ものづくりの意識醸成へ 親子ら時計づくり体験

学校・教育

[ 2014年 8月 9日 土曜日 10時47分 ]

 飯田市産業経済部工業課と同市下殿岡のシチズン時計マニュファクチャリング飯田工場は7日、親子時計づくり体験教室(スーパーサイエンス事業「未来のマイスターは君だ」)を同社で開いた。小学4―6年生の親子ら15組33人が参加。工場見学や時計の組み立て体験などを通じ、時計の仕組みや製造工程などを学んだ。

 子どもたちが普段の生活の中では得ることが出来ない、企業の最先端の技術に触れる機会を提供することで、ものづくりに対する意識の醸成を図るとともに、地元企業の素晴らしさを知ってもらおうと、2007年から毎年実施されている事業。地元企業と触れ合うことでその魅力を体感してもらい、将来の担い手育成につなげようとの狙いもある。毎年好評を博しており、今回も定員(15組)を上回る約50組の応募があったという。

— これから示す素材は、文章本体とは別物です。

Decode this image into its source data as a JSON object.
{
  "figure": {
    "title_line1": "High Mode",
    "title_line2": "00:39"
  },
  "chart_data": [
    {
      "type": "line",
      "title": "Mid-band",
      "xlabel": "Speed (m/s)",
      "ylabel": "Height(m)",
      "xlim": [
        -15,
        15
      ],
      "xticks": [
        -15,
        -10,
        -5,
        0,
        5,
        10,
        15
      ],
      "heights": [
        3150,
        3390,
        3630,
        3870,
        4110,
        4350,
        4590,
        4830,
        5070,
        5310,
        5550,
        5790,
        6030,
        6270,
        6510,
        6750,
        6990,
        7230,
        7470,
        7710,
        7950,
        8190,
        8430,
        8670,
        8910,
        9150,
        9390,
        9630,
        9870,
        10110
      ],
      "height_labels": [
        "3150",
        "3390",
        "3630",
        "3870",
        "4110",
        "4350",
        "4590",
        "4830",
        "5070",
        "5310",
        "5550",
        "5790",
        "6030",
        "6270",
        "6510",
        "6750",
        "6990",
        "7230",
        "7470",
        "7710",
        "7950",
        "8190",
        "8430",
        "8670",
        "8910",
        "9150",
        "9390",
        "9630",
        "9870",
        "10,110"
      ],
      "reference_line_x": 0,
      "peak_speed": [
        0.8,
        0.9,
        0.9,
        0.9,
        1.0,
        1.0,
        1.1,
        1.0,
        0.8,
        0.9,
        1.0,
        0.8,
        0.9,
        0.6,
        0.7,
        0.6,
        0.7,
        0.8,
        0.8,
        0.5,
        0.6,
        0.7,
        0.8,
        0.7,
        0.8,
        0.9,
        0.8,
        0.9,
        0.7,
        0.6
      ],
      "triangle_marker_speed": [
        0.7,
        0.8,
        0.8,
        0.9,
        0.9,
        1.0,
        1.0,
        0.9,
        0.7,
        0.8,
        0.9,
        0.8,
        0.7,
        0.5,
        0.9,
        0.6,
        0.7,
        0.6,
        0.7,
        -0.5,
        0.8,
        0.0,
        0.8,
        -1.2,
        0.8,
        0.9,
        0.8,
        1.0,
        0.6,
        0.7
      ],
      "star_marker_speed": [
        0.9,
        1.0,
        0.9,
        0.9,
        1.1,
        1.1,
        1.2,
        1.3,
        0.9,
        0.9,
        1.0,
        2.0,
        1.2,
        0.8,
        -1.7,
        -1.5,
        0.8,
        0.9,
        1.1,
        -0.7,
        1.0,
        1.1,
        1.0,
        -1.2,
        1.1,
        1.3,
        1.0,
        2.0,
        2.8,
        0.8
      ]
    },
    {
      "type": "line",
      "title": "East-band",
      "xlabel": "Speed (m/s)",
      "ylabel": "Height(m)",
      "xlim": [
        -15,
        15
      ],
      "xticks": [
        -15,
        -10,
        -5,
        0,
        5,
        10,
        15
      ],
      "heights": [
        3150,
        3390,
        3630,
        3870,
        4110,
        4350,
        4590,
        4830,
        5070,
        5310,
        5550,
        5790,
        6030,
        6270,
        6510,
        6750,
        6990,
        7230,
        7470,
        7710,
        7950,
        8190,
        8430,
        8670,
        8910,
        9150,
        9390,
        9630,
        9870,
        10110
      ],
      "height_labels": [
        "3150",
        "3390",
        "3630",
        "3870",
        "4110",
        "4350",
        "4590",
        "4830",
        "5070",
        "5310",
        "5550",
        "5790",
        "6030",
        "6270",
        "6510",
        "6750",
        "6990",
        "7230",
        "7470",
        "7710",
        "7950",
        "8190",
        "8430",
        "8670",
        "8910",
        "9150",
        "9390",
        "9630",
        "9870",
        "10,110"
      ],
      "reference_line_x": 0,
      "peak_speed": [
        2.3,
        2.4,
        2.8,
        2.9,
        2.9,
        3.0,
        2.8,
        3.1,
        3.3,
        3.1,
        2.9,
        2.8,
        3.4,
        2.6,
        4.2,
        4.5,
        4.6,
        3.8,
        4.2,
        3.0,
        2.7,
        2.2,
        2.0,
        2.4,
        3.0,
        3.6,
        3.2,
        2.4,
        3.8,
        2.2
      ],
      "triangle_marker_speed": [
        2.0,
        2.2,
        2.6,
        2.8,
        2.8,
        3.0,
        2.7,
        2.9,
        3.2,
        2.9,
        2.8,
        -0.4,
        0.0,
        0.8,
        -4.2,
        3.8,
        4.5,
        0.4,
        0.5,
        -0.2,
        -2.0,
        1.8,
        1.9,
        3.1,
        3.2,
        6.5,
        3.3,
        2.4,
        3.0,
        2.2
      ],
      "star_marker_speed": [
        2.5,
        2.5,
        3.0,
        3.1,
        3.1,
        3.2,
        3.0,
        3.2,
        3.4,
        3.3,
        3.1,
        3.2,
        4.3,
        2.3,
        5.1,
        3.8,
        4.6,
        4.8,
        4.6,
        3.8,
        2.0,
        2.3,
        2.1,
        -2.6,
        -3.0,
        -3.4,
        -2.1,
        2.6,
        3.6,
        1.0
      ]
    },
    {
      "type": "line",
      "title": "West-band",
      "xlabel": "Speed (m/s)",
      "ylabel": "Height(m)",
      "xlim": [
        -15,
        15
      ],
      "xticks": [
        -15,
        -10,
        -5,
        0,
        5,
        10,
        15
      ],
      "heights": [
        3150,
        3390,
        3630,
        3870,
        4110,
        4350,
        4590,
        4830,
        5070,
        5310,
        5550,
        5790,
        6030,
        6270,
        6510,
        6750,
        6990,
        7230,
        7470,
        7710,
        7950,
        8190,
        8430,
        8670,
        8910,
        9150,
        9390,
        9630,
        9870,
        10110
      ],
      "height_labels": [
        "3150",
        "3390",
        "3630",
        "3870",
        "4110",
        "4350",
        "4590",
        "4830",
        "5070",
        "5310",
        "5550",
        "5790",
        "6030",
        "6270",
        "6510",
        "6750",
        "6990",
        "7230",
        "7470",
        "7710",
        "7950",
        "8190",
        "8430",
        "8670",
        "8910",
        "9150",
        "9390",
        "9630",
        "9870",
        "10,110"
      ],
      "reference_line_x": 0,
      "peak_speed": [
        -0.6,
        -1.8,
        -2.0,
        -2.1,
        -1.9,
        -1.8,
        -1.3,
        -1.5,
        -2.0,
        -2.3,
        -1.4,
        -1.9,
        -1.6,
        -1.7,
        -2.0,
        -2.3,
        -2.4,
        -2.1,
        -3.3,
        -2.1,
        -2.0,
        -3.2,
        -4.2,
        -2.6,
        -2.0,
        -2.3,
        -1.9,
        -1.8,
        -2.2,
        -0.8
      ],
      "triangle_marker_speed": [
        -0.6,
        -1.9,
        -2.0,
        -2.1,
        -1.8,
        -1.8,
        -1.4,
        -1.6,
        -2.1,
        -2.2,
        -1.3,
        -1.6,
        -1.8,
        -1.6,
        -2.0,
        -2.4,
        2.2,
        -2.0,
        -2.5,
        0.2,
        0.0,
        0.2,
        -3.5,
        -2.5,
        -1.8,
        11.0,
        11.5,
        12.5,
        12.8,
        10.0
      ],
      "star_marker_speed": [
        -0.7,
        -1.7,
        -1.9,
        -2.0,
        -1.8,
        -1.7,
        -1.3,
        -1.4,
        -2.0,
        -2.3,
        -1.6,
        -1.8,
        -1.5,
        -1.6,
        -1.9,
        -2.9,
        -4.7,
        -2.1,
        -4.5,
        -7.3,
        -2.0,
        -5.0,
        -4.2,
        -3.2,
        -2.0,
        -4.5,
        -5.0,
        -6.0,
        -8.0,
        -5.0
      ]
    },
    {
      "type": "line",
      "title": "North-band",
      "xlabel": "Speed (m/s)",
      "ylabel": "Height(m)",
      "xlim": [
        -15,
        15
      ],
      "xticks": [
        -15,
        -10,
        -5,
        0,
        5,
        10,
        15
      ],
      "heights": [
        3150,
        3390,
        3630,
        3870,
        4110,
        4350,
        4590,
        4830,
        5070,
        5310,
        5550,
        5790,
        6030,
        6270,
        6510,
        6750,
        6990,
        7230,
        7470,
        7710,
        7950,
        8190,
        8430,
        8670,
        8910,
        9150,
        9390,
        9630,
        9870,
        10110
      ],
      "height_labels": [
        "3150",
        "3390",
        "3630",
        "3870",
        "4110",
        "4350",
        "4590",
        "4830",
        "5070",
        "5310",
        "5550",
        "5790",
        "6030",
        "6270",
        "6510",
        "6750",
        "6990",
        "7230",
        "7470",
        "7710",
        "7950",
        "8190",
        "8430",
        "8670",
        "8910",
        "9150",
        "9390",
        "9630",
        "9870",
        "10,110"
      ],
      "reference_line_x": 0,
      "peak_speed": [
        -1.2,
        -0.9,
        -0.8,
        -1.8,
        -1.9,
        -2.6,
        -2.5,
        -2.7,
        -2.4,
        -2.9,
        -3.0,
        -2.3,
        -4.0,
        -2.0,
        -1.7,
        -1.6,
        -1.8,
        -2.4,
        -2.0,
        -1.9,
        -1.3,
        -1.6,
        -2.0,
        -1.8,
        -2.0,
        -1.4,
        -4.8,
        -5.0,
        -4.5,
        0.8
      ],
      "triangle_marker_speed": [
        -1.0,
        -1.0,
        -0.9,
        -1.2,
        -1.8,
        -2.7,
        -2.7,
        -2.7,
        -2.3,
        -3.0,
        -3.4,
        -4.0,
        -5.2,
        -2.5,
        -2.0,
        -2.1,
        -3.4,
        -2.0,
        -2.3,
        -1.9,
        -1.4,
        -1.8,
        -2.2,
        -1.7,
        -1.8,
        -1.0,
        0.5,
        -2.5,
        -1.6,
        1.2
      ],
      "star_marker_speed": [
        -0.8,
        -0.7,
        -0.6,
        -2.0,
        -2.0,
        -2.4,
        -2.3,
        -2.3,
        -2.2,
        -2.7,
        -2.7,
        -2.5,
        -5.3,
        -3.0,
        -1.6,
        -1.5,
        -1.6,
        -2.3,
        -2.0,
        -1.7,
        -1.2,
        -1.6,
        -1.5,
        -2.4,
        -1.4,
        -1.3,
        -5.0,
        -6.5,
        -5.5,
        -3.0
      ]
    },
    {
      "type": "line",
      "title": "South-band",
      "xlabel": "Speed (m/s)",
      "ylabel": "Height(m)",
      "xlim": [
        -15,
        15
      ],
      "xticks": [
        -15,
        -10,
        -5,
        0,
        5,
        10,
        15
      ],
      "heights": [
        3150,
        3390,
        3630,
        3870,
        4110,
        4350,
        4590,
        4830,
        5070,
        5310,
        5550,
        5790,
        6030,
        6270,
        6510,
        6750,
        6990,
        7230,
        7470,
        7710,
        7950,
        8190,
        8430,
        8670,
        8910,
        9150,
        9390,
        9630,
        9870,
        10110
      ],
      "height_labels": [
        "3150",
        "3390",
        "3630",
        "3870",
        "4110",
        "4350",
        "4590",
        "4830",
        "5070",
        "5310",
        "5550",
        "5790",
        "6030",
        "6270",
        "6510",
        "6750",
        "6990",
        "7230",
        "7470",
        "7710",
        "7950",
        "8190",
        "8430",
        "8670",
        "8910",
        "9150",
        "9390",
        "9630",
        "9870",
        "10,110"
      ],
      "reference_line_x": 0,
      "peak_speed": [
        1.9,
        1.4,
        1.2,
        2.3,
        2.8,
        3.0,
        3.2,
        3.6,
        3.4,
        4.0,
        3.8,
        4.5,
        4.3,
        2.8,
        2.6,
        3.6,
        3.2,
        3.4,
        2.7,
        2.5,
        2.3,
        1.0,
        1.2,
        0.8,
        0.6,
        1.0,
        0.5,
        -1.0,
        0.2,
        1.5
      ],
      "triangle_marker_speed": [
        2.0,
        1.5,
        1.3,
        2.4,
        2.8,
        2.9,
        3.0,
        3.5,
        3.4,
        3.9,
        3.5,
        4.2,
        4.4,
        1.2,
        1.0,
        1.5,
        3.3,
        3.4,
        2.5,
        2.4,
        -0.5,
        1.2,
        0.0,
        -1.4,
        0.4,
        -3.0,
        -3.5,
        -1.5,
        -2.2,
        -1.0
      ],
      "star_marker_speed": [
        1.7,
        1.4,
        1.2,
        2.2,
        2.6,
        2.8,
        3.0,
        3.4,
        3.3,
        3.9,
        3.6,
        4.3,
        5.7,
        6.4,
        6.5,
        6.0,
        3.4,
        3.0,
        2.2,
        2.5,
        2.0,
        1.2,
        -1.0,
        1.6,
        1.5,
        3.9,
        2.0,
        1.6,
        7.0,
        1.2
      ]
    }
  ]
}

 この日参加者らは、会社の概要や時計の仕組みなどについて説明を受けた後、工場内を見学。児童らは、時計が製造される現場を興味深そうに見つめていた。続いて、時計の組み立て体験として、オリジナル腕時計づくりに挑戦。文字盤にあらかじめ考えてきた絵を描きムーブメントに取り付けると、さらに時・分・秒針の取り付け、ケーシングと裏ふた締め、ベルトの取り付けとなどの作業を進めていった。

 小さな針の取り付け作業では、道具を使った細かな作業に苦戦する児童の姿も。それでも、同社員の助けを受けながら根気強く作業を続け、世界に一つだけの腕時計を完成させると、満面に笑みを浮かべ喜んでいた。

 山本小学校5年の男子児童(11)は、「初めての体験で難しかったけど楽しくできた」と、出来栄えに満足の笑み。「近くにある会社でどんな人がどんな仕事をしているのか知ることができて良かった」と話していた。